Acoustic recording of human and honeyguide communication during a honey-hunt. Photo by Claire Spottiswoode.
In a new study from the Honeyguide Research Project, we are excited to present evidence that honeyguides occasionally guide humans to non-bee animals. Our research – which builds on centuries of reports by a wide variety of human cultures across Africa – shows how the behaviour of honeyguides when guiding humans to wild bees’ nests, is spatially and acoustically similar to when honeyguides guide humans to other kinds of animal.

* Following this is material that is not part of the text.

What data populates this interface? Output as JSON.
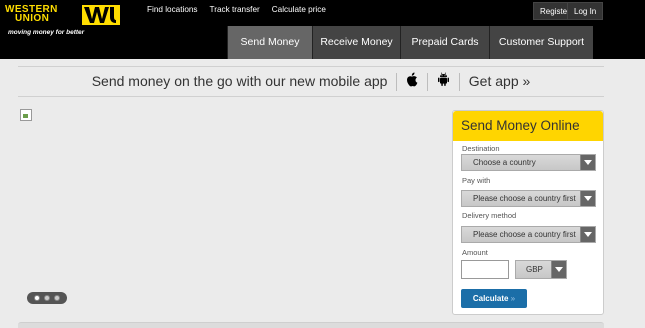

In Niassa Special Reserve, where this research was conducted, we find this to be a rare behaviour (occurring on around 1% of honey-hunting interactions). We suggest that the most likely explanation for such behaviour is not as punishment for not previously rewarding the birds with beeswax, nor as a form of altruistic warning behaviour, but rather, due to cognitive mistakes in the birds’ spatial recall. One news piece neatly titled this “Malice or Memory-lapse?”, making us wish we’d thought of this title first.
For more details, see “To bees or not to bees: greater honeyguides sometimes guide humans to animals other than bees, but likely not as punishment” by David Lloyd-Jones, honey-hunter Musaji Muamedi and project leader Claire Spottiswoode, published in Ecology and Evolution.